We're driving down to Zihuatanejo, Guerrero in a week or so, via Nogales. On the way back, next April, we may decide to take the ferry from Topolobampo over to La Paz, then drive up the Baja peninsula and cross back into California, probably at either Tijuana,(or the smaller crossing just east of Tijuana....Otay?), or Tecate. Anyone know which Baja border crossings will or will not return the $300 US Temporary Import Permit cash deposit we'll have to pay in Nogales on the way down? 
We've never crossed by car at Tijuana before, but have as pedestrians. That border crossing is reportedly the busiest in the world.

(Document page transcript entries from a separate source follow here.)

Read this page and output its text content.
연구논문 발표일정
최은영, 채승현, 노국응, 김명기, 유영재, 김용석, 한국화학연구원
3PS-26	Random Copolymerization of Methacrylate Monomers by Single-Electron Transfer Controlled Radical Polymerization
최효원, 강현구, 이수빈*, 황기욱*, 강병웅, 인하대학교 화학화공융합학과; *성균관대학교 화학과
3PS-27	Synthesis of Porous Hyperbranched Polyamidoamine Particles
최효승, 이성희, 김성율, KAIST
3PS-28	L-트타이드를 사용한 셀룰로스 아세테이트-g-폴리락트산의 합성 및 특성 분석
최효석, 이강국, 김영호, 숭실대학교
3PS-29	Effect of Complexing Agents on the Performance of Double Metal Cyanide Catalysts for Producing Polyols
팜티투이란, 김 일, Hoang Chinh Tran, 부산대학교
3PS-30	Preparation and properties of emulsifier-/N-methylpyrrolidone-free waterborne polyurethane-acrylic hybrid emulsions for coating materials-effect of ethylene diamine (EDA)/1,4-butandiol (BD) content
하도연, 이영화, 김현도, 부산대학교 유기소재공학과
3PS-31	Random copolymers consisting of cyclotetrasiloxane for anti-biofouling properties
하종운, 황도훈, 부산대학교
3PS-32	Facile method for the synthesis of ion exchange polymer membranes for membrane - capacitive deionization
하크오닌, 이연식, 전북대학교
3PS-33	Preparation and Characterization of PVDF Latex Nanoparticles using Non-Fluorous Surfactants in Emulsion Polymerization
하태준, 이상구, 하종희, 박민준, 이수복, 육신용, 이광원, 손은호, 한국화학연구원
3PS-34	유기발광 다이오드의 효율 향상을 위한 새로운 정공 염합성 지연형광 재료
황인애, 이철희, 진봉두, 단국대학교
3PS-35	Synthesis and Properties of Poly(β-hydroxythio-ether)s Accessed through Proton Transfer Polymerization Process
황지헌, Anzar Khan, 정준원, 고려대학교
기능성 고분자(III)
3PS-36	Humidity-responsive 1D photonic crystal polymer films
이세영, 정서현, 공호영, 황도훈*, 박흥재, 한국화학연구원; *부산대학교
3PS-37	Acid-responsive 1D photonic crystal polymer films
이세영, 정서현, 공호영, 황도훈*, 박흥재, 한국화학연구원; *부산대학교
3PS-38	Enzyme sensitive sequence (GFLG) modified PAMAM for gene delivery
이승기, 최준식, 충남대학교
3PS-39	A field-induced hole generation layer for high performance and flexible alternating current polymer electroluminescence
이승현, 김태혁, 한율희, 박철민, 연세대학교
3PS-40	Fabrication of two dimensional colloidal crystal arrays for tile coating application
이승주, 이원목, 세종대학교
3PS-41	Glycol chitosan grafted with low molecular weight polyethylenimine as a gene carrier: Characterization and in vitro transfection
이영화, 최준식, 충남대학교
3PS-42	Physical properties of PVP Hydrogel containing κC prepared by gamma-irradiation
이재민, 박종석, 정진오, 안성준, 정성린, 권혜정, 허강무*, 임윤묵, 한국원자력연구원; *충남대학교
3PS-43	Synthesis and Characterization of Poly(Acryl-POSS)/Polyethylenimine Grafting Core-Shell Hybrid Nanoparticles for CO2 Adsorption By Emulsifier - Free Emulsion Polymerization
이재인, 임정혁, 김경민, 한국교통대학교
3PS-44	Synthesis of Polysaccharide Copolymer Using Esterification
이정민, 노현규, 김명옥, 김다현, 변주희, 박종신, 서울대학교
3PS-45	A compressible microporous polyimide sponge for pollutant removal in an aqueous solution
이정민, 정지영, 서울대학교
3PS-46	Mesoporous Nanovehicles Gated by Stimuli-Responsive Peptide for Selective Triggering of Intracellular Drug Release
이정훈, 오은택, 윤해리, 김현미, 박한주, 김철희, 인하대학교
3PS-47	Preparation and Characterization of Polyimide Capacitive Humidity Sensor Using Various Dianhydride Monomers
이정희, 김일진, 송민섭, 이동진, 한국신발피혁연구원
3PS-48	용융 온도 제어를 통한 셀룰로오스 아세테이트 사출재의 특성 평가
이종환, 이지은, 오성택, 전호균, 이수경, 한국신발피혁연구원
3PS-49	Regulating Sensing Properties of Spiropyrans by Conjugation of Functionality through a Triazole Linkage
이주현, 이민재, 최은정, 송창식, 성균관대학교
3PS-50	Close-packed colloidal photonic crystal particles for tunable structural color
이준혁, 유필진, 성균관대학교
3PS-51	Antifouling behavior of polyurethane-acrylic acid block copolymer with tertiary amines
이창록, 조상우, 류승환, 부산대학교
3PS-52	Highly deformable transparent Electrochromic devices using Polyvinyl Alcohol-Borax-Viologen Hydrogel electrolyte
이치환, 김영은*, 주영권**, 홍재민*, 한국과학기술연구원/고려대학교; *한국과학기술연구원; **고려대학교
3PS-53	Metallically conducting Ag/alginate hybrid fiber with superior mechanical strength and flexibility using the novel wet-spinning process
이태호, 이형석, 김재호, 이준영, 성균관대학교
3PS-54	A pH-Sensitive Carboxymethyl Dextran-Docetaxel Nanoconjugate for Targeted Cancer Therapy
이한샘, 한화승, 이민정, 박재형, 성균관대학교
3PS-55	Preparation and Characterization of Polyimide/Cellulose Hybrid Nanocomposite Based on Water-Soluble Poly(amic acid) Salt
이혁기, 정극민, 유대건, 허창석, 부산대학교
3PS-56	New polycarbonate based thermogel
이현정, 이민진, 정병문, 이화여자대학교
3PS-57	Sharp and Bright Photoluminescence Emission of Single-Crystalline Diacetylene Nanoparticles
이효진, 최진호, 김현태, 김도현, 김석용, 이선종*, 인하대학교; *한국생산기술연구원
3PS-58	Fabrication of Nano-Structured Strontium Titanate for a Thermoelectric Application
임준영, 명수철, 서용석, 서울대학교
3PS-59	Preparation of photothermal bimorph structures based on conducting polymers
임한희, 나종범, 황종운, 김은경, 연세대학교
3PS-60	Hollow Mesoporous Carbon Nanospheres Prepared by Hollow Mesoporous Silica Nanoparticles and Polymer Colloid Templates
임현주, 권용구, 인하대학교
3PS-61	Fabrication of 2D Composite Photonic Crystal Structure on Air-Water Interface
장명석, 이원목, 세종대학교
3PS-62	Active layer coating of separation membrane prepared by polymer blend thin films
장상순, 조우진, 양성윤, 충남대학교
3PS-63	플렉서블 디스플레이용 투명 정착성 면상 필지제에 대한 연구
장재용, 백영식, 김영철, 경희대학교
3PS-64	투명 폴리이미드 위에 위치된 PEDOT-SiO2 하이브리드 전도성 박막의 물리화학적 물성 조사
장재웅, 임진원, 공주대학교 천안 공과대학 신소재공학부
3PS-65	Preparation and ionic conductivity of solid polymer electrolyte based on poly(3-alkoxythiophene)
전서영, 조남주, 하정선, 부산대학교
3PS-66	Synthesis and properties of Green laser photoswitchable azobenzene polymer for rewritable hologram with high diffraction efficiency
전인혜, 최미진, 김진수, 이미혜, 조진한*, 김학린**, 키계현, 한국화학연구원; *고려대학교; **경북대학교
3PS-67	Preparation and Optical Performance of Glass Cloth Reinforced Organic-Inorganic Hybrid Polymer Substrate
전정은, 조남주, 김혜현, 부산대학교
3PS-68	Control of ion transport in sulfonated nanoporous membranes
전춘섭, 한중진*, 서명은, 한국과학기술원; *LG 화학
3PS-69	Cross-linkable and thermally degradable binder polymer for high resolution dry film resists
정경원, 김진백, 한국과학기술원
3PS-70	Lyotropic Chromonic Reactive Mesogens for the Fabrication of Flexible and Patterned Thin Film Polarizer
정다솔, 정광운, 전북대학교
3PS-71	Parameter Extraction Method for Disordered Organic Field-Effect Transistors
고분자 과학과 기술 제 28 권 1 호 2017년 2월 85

Is there a best-day/best time of day to exit Mexico by car at Tijuana?


----------



## chicois8 (Aug 8, 2009)

It is difficult to return the TIP and get a refund in Baja since none is needed for Baja, With the new Customs / Immigration office moved to a new location it makes it hard to return the TIP, Eric Fernandez speaks english and works for Banjercito and he can advise which crossings return deposits...here is his email: 

<[email protected]>

hope this helps........


----------



## HolyMole (Jan 3, 2009)

chicois8 said:


> It is difficult to return the TIP and get a refund in Baja since none is needed for Baja, With the new Customs / Immigration office moved to a new location it makes it hard to return the TIP, Eric Fernandez speaks english and works for Banjercito and he can advise which crossings return deposits...here is his email:
> 
> <[email protected]>
> 
> hope this helps........


Thanks. I've just sent him an e-mail.


----------



## chicois8 (Aug 8, 2009)

Might not get a reply till Monday, he is usually very prompt .......


----------



## HolyMole (Jan 3, 2009)

chicois8 said:


> Might not get a reply till Monday, he is usually very prompt .......


You're right: Sr. Fernandez is prompt. He advises that temporary vehicle import permits can be returned (and deposit refunds obtained) at the Otay border crossing just east of Tijuana, and at Mexicali.


----------



## mariaelena (Nov 14, 2012)

We've used the banjercito office in Otay. A little tricky to get to, but the folks are helpful and quick and you'll be back at the border ASAP. If you have a chip in your passport hit the "ready" lane just a few blocks from the office and you'll be across the border quickly.


----------